Onze Brasileiros Capturados em Flotilha Humanitária Rumo a Gaza por Israel
Ao menos dez brasileiros e um argentino residente no Brasil foram capturados nesta quarta-feira (1º) por forças israelenses durante a interceptação da Global Sumud Flotilla, uma ação humanitária que visava romper o bloqueio de Gaza. A flotilha, composta por cerca de 50 embarcações, tinha como objetivo levar ajuda vital para a população, incluindo alimentos, água potável, medicamentos e brinquedos. Entre os detidos estão o ativista brasileiro Thiago Ávila e a deputada federal Luizianne Lins (PT-CE), que estavam a bordo da embarcação interceptada. A lista dos brasileiros detidos inclui nomes como Ariadne Catarina Cardoso Teles e Magno De Carvalho Costa, entre outros.
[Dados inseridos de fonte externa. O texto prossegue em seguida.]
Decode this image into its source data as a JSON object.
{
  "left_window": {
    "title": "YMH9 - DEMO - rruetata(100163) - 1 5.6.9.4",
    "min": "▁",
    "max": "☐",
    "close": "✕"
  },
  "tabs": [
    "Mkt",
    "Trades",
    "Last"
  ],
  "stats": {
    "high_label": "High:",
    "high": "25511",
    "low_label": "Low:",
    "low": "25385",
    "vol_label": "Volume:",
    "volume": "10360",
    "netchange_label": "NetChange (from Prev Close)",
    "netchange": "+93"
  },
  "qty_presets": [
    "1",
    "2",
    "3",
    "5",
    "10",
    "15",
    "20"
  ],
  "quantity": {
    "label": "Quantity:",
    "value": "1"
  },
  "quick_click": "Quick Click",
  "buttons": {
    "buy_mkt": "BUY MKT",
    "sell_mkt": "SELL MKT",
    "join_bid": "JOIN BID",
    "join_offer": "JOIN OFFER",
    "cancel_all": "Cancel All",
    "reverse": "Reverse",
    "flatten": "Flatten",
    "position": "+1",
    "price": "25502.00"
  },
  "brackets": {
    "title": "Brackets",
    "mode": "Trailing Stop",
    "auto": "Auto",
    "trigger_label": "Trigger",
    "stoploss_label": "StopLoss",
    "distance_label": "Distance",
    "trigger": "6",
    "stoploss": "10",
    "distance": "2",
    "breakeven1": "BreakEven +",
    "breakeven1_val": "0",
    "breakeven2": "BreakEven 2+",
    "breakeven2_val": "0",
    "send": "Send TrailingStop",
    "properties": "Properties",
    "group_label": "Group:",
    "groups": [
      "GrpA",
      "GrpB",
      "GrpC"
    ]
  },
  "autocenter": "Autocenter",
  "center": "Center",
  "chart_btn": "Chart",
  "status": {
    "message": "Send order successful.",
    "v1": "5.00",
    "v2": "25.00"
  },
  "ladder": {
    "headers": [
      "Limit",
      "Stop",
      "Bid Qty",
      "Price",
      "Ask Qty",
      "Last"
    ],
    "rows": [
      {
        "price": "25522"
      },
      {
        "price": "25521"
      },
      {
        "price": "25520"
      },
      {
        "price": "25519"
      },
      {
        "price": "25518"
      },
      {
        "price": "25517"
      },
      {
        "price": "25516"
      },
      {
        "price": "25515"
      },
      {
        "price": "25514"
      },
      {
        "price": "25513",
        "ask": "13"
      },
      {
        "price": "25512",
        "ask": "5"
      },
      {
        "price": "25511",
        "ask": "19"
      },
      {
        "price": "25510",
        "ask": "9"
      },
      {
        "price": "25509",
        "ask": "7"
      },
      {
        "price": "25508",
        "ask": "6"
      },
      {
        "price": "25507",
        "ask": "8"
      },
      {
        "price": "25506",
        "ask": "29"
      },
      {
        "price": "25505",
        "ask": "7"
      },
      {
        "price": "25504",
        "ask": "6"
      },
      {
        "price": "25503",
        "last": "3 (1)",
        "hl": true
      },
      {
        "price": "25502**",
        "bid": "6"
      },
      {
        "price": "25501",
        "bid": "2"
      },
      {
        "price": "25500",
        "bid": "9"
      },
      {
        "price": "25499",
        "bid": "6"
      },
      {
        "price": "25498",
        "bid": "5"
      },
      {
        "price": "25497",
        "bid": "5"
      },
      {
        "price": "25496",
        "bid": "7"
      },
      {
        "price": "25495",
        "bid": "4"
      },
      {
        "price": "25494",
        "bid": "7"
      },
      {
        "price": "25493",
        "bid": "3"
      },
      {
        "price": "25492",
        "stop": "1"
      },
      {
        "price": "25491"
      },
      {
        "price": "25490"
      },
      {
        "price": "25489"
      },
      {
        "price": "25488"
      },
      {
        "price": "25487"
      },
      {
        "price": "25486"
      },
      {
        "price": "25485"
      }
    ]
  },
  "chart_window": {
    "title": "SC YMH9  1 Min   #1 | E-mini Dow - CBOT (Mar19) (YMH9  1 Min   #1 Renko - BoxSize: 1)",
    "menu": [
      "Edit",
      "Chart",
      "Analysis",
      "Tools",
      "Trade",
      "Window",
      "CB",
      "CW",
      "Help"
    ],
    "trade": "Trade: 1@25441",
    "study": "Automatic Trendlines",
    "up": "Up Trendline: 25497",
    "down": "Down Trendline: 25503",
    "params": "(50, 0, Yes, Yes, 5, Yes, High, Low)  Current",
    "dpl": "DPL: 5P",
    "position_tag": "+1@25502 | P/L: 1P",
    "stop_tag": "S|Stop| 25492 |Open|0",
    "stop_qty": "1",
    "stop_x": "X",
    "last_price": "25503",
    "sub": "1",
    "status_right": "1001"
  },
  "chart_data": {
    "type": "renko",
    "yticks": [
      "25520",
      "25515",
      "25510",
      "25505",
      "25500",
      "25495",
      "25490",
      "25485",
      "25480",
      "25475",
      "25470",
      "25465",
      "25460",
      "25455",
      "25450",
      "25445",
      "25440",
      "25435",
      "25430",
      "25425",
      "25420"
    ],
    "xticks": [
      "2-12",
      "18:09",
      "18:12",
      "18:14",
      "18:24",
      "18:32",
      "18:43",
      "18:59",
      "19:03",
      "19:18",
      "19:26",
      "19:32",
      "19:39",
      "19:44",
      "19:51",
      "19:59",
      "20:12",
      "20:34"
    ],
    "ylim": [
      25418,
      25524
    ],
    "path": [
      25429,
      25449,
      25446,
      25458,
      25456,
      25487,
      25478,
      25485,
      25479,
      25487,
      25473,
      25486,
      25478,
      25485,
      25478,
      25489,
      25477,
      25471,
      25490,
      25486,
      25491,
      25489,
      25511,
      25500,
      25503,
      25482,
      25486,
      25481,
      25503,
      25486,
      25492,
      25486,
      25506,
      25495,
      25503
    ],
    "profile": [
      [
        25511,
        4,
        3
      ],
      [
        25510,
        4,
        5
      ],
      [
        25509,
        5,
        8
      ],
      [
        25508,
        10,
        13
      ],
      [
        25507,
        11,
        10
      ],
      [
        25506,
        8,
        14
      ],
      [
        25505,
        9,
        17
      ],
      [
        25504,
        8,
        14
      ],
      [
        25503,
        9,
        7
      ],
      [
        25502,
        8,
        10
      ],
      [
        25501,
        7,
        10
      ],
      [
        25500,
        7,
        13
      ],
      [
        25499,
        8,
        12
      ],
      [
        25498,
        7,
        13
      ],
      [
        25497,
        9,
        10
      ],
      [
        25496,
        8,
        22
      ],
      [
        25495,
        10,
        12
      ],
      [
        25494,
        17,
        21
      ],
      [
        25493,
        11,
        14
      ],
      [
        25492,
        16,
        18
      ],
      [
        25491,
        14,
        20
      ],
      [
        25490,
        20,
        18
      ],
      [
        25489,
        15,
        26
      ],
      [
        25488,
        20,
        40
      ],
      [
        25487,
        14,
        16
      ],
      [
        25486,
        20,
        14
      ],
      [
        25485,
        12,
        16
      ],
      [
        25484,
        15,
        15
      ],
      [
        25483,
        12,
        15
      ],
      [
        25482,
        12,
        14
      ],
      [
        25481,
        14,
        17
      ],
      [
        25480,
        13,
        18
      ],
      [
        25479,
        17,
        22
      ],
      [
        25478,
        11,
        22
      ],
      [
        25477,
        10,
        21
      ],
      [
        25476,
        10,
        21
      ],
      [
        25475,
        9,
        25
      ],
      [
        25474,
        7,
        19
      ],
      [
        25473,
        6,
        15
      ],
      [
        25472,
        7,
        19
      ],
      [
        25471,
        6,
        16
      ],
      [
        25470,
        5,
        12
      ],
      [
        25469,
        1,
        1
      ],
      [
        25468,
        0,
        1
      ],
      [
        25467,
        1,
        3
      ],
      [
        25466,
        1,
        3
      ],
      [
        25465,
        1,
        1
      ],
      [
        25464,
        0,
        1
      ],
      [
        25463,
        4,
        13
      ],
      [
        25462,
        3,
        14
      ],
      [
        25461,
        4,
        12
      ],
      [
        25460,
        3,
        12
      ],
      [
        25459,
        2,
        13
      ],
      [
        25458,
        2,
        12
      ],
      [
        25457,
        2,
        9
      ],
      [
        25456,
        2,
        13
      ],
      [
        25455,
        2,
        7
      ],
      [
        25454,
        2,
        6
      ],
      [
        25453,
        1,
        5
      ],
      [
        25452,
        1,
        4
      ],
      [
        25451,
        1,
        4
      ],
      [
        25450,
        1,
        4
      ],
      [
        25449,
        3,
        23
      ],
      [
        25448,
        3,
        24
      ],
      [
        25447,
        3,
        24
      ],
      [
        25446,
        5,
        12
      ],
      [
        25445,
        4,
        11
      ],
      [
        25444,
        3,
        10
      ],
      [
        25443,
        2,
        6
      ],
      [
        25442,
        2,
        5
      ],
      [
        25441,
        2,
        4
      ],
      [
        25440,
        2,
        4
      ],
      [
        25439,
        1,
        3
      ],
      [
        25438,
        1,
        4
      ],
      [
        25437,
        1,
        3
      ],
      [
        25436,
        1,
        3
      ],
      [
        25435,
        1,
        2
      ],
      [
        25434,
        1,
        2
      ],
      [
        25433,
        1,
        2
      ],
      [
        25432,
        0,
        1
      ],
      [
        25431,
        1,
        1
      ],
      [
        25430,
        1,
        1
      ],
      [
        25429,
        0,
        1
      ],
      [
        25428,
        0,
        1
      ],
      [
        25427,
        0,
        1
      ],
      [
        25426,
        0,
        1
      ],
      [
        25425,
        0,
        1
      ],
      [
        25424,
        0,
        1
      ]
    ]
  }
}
A delegação brasileira, que conta com 17 integrantes, faz parte de um movimento internacional que reúne mais de 500 pessoas de várias nacionalidades e se identifica como uma ação pacífica e não violenta em solidariedade à situação humanitária em Gaza, marcada por crises severas após anos de conflito. A Anistia Internacional no Brasil emitiu uma nota afirmando que a captura das embarcações por Israel é ilegal, uma vez que nenhuma norma do direito internacional autoriza ataques a embarcações em livre navegação em águas internacionais. A organização enfatiza que a missão da flotilha é pacífica e legal, cobrando dos países uma passagem segura até Gaza para que a ajuda humanitária chegue.
Ativistas e familiares dos detidos realizam uma vigília em São Paulo, na Al Janiah, um espaço cultural fundado por refugiados palestinos, onde pedem ao governo brasileiro apoio na segurança dos capturados e o rompimento das relações comerciais com Israel. Informações preliminares indicam que, até as 20h30, pelo menos 178 integrantes da flotilha haviam sido capturados. A ambientalista Greta Thunberg também confirmou estar entre os detidos.
A flotilha relatou, por meio de suas redes sociais, que estava sendo agredida pelas forças israelenses e que as comunicações e transmissões ao vivo foram cortadas, o que gerou preocupações sobre a situação dos tripulantes. O Ministério das Relações Exteriores de Israel justificou a ação, alegando que os barcos estavam se aproximando de uma “zona de combate ativa” e violando um bloqueio legal. Por sua vez, a flotilha respondeu que a interceptação foi “ilegal” e que continuaria em contato com autoridades internacionais para garantir a liberação e segurança dos membros.
Essa é a mais recente tentativa de romper o bloqueio israelense em Gaza, uma região que, após mais de dois anos de conflitos, enfrenta uma grave crise humanitária. A flotilha pretendia chegar a Gaza na manhã do dia 2, mas a interceptação frustrou esses planos.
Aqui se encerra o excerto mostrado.